I glared at her, focusing my anger to keep her from seeing just how much I needed to know what had happened to Simion. I wouldn’t let her use him against me. “Should I give a fuck?”

“Oh, Merq. You do already. That’s the terribly fascinating part of all of this. He’s been conscripted in a new way, as I understand it. You’ll work together again.”

“Who said anything about me working again at all?”

“You will,” she promised, drawing out the last word with a chilling finality.

I started to pace again.

“Perhaps if I removed a couple of your fingernails that would help you focus on something productive,” Priyessa stated in a bored voice, slamming my thoughts back to the present and my continuing imprisonment.

I had no doubt I was a prisoner of war. Caged by my own people. I knew too much and I was vulnerable, just as Simion was. That I would have solved the problem of a person in the same circumstances by popping them in the head with a sonicpistol brought me unrest. To say the least.
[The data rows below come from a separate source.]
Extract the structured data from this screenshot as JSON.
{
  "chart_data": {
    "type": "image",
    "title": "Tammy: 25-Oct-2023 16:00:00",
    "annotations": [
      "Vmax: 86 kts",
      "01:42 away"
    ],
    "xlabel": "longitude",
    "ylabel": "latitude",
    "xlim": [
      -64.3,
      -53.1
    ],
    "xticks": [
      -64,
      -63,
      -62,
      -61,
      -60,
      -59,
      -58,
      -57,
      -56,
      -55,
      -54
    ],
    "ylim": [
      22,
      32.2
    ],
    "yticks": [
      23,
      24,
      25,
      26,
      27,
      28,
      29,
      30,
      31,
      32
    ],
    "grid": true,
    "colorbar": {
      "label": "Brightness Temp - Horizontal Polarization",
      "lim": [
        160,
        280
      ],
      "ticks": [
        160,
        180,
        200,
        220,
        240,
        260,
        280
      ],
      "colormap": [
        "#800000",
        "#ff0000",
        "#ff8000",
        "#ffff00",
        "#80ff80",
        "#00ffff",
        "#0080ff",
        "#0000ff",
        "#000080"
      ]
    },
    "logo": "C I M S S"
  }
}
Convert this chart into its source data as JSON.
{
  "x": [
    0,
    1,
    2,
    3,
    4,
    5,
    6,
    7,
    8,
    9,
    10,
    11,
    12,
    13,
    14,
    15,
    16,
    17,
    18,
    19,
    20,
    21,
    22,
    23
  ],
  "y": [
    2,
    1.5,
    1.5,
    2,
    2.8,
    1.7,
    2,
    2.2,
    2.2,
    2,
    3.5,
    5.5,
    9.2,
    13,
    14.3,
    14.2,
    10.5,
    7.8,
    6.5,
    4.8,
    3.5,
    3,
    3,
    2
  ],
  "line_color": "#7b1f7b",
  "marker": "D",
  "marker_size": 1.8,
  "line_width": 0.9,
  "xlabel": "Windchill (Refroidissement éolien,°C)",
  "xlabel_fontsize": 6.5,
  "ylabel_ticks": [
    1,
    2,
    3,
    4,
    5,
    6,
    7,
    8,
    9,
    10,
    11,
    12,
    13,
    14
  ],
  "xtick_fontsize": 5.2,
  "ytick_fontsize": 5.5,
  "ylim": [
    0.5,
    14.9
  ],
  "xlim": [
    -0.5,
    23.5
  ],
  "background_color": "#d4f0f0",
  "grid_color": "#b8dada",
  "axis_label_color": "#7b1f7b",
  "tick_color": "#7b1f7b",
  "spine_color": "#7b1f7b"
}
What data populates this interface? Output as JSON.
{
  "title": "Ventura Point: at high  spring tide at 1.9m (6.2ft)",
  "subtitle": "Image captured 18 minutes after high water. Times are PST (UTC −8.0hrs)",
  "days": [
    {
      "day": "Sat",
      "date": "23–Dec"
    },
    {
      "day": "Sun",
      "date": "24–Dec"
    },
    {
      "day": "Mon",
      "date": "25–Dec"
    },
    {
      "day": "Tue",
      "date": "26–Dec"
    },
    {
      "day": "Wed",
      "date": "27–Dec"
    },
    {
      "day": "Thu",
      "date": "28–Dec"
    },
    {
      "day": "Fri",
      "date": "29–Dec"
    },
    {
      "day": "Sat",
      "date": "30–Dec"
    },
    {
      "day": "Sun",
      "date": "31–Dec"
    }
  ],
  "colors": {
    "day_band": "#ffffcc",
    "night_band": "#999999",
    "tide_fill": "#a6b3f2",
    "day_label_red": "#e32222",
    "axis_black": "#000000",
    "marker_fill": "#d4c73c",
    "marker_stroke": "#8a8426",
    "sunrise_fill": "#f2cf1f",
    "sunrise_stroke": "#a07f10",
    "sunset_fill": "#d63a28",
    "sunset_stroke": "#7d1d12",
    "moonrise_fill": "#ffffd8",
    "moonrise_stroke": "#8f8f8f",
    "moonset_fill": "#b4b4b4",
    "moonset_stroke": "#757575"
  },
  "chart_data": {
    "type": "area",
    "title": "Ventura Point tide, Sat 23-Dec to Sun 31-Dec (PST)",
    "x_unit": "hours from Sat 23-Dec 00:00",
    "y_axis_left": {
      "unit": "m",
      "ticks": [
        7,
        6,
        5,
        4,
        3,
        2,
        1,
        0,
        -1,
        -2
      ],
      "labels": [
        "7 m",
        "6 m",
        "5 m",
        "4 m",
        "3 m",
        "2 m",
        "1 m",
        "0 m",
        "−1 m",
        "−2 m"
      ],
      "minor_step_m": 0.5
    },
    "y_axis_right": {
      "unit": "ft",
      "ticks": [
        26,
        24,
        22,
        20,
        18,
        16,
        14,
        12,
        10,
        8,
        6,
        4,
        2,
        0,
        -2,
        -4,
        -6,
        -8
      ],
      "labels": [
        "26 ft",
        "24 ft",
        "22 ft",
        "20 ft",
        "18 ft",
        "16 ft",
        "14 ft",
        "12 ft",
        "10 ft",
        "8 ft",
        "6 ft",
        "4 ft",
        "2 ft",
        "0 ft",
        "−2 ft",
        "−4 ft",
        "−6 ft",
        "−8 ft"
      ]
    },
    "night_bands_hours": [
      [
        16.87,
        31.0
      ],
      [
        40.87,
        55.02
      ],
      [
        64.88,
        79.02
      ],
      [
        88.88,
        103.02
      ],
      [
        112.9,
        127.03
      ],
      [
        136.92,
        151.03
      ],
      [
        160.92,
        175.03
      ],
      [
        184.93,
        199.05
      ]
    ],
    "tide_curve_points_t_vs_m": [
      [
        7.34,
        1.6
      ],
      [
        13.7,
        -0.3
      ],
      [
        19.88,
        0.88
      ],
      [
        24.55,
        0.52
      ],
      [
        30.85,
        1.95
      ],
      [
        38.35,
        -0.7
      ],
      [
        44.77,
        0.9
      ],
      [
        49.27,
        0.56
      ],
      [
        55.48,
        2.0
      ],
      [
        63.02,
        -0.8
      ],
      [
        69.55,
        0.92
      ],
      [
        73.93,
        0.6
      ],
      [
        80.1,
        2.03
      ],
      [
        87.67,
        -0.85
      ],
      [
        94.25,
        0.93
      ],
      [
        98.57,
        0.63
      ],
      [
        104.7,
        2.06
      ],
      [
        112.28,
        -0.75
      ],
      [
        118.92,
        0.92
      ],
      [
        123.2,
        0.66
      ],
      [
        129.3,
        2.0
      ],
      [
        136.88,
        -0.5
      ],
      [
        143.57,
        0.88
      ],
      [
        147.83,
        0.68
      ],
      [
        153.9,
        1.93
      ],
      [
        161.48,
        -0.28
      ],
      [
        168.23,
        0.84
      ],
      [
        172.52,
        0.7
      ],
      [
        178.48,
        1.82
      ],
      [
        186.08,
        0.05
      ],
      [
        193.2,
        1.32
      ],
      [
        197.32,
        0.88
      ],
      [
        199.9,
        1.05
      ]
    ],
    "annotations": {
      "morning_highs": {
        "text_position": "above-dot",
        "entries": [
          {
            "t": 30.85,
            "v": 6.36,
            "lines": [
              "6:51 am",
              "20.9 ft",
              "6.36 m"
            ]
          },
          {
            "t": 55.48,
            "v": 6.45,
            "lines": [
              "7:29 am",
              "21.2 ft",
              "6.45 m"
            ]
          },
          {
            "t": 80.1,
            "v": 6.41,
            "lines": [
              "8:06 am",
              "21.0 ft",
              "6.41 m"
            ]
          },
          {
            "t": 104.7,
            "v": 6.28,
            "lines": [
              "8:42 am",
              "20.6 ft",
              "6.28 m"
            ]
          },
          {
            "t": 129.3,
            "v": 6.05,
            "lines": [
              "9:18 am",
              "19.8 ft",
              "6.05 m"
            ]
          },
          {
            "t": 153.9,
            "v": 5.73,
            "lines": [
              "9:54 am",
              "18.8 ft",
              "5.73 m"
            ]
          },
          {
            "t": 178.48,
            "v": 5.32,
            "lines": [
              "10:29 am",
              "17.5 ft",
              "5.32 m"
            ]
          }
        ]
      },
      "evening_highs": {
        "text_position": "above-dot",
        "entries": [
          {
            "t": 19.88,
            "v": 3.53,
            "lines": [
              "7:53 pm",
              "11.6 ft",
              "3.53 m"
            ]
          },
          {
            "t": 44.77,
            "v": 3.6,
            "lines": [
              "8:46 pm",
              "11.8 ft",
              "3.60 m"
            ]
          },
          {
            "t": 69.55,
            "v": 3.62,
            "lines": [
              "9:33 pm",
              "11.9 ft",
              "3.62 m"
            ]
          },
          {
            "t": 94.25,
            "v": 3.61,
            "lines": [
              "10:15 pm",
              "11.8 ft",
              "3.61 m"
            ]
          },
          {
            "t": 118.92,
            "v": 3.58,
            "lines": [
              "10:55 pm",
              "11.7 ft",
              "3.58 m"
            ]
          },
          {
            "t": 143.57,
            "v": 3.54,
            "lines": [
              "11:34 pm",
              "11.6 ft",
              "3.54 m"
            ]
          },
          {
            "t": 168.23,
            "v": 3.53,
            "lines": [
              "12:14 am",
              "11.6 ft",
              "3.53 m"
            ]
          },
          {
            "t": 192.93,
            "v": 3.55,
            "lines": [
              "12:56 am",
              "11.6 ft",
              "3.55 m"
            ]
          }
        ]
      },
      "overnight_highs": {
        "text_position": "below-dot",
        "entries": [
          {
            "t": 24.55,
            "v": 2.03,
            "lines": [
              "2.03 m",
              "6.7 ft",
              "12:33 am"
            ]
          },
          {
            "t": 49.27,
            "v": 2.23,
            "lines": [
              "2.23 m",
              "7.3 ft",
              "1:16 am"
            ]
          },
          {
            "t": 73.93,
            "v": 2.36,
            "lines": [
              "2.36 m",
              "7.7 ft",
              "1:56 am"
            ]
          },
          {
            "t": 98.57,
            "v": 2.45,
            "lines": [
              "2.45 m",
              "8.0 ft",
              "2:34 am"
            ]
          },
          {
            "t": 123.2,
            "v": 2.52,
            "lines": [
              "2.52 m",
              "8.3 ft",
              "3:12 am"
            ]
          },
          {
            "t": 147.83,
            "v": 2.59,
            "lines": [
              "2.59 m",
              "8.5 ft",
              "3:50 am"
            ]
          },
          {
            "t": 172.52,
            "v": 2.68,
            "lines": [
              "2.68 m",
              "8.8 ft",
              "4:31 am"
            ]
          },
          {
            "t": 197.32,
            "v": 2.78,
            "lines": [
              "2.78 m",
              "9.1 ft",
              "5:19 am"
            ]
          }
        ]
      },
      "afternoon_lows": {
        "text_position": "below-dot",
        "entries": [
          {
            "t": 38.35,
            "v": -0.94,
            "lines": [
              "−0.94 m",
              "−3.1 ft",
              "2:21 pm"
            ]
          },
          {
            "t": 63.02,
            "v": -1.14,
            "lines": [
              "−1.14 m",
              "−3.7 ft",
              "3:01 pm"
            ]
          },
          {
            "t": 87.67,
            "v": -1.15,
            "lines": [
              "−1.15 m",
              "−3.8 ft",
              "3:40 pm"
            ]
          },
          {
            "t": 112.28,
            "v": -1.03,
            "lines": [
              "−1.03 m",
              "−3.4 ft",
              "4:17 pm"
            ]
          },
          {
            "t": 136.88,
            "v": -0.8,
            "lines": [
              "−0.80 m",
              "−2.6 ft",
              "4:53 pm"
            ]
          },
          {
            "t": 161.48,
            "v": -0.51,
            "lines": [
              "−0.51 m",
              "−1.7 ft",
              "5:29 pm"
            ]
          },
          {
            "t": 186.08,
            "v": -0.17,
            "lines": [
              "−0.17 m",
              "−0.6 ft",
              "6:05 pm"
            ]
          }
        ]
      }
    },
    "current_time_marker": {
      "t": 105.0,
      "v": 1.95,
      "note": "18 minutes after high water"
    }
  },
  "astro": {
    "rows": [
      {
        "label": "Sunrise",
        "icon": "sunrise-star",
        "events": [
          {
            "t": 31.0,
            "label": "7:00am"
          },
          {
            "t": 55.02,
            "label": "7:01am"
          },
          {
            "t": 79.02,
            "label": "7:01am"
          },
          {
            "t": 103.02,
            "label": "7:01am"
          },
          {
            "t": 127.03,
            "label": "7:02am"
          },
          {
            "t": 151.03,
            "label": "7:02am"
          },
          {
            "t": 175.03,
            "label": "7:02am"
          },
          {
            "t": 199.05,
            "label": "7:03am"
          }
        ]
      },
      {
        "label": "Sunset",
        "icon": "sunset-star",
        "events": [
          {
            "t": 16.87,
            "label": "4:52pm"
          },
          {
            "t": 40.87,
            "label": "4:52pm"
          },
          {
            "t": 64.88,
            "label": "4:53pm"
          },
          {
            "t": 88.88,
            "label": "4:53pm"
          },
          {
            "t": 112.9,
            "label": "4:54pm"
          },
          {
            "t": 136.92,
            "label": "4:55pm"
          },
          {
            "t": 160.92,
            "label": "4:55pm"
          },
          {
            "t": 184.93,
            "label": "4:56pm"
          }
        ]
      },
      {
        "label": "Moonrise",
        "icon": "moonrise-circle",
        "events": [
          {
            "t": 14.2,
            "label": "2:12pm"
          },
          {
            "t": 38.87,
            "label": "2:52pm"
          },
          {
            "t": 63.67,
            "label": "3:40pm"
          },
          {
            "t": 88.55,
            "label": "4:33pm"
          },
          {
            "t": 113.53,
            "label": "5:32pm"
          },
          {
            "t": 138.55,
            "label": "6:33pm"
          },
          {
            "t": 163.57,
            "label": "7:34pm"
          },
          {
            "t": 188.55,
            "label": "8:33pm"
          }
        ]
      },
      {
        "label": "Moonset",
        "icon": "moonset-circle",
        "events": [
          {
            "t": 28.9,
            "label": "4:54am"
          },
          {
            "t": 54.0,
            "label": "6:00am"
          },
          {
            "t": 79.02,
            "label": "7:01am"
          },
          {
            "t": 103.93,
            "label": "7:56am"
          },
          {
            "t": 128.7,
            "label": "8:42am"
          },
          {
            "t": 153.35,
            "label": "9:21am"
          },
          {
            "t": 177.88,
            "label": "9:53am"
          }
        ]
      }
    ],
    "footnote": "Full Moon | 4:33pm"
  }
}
Priyessa considered me. “Although I am inclined to think psychological manipulation would be much more effective. Much more painful. And centring.”

Faced with Priyessa and what her presence intended for my supposed recovery, I was strikingly uncertain about my ability to withstand her brand of healing. When I had been at the mercy of her hands I’d only really had to endure physical pain. I hadn’t had anything they could emotionally torture me with then. Now, I was much too defenceless not to realise that she could tear away at my thin threads of sanity—if I gave her that power. The proposition was unknown territory for me.